Dean’s Lecture Series: On 19th Century Eugenics
Most cultures across the globe and across history have a distinct hierarchy, with the poor and indigent at the bottom, and a layer of social and economic elites at the top. And at some point in the history of most nations, there comes a push by the elite to eliminate the contamination to the local gene pool, by various methods of ethnic or racial cleansing. Hayley Froysland, professor of history, focused on the movement from morality based cleansing to medical based eugenics in her Dean’s Lecture presentation, “Racial Regeneration and the Quest to Progress: Public Health, Physicians, and Eugenics in Colombia, 1880-1936.”
“In the late 19th century there was great concern among the ‘white’ population of Bogota about the disintegration of morality and the degeneration of society,” said Froysland. “They thought that moral ills caused physical disease.” However, many intellectual changes were occurring in Europe around the same time, including the first stirrings of germ theory. As medicine began to advance, prevailing theory adapted to acknowledge cleanliness and overall health as contributing factors to society’s problems.
It is important to note that Froysland’s use of the term ‘white’ did not necessarily mean Anglo-Saxon or Aryan. In fact, the elite of Bogota were nearly all mixed race themselves, something which leading scientists and doctors of the day thought contributed to the degeneration of society. Soft eugenic measures were advocated to restore a sense of moral and physical superiority to the elite, including trying to attract higher class European people as ‘breeding stock.’
However, the late 19th century was the time of social movements such as social Darwinism, and scientific racism. These movements advocated harder eugenics, including the forced sterilization of those found to be mentally or physically inferior and active culling of races considered inferior.
Froysland’s work concentrates on how the birth of the science of hygiene and the creation of the National Academy of Medicine in Colombia brought about a change in focus. Once people knew that germs brought about disease, and that poverty and ignorance birthed opportunities for disease to fester, then many doctors pushed for social and medical reform reversing the tide of prevailing opinion. No longer did low morality cause society’s disintegration, now they knew that society’s ills could be cured if the population became healthier.
According to Froysland, two events precipitated this change, the influenza pandemic of 1918 and an article by Miguel Jimenez Lopez written in 1920.
The 1918 pandemic killed off millions of people worldwide, and newspaper photos of the time show bodies stacked in Bogota’s streets like cordwood. Because of the non-secular nature of Bogota’s population, the poor, inferior people’s lack of ability to care for themselves led to an integration of the elite into poorer neighborhoods as pious charity. This led to a push for social reforms in the government, including a reevaluation of the role of the Central Board of Hygiene.

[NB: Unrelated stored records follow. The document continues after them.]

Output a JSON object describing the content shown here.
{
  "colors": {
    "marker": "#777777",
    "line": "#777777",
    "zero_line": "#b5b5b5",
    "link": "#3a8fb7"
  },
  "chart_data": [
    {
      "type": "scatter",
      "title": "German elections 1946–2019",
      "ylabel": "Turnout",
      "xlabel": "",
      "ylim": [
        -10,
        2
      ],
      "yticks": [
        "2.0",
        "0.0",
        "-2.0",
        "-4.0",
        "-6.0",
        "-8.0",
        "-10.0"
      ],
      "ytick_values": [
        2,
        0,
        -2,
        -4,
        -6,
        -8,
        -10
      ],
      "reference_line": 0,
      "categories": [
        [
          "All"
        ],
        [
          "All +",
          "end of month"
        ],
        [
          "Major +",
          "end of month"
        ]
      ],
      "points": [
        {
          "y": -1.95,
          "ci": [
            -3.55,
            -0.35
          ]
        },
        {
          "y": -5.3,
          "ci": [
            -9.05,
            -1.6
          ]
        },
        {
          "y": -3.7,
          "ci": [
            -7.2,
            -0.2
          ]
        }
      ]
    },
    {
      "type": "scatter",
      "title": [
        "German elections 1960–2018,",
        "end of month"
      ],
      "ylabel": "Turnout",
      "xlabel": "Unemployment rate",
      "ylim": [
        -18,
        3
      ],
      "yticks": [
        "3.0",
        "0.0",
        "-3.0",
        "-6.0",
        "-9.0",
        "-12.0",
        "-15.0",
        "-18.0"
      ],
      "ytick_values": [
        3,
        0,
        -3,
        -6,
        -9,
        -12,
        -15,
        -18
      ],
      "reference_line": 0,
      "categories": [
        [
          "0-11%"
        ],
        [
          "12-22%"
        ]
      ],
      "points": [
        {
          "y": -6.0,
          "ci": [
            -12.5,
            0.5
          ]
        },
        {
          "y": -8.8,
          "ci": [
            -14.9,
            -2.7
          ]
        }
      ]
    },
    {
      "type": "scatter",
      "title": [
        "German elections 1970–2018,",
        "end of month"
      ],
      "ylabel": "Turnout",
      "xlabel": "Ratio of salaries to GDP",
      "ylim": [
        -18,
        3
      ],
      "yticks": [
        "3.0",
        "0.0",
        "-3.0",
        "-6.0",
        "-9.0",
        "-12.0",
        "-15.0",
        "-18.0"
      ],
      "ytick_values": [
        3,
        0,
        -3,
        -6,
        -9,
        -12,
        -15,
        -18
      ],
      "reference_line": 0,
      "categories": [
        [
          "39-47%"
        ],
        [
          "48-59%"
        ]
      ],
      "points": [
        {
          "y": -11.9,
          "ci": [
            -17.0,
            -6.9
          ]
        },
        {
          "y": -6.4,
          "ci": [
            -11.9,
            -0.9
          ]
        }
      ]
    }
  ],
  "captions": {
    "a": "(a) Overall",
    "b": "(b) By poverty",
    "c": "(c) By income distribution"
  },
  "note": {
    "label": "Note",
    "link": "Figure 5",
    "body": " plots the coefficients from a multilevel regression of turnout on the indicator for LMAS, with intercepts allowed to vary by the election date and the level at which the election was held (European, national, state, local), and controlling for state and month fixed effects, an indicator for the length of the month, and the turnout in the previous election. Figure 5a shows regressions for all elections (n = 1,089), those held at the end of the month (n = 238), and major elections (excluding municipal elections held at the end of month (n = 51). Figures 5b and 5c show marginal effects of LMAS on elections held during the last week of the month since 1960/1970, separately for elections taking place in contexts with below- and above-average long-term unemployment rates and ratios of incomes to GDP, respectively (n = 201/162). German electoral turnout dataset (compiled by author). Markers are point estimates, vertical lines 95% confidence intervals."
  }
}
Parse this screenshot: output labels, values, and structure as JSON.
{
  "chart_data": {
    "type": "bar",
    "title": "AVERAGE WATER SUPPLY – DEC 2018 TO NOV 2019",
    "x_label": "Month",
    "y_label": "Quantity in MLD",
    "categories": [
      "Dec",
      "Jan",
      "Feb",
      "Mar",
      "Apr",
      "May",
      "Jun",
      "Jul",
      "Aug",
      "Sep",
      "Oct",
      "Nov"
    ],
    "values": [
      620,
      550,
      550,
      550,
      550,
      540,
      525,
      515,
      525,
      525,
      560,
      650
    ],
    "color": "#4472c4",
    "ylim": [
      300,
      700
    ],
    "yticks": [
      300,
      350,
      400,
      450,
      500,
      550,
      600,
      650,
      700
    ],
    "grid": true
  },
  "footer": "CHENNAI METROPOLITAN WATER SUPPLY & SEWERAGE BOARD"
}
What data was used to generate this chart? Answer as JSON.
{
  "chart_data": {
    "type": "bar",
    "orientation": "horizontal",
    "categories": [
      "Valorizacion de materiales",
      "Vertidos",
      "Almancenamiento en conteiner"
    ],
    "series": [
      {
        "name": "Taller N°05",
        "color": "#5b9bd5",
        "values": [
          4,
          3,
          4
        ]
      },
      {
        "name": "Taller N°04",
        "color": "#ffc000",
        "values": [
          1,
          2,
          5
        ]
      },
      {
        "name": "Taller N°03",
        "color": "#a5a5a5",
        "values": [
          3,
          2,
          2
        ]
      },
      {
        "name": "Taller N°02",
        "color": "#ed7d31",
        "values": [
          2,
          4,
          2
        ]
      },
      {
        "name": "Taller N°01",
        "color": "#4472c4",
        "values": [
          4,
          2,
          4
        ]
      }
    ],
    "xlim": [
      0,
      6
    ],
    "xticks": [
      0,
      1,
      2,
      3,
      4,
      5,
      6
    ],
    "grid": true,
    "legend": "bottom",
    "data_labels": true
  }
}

On the other hand, Lopez’ article stated that he had “proved” the fact of collective degeneration. Reaction to his article, which cited intellectual degeneration in university students, was so strong that a panel of experts in the field of medicine was convened to discuss if there was a problem and what could be done about the problem.
While all the experts agreed there was a problem, there was extreme disagreement on what should be done. However, most of the experts did agree that a larger government focus on charities, especially charities which helped mothers and children, and an infusion of ‘white blood’ from European immigrants would fix the cracks beginning to appear in Colombian society.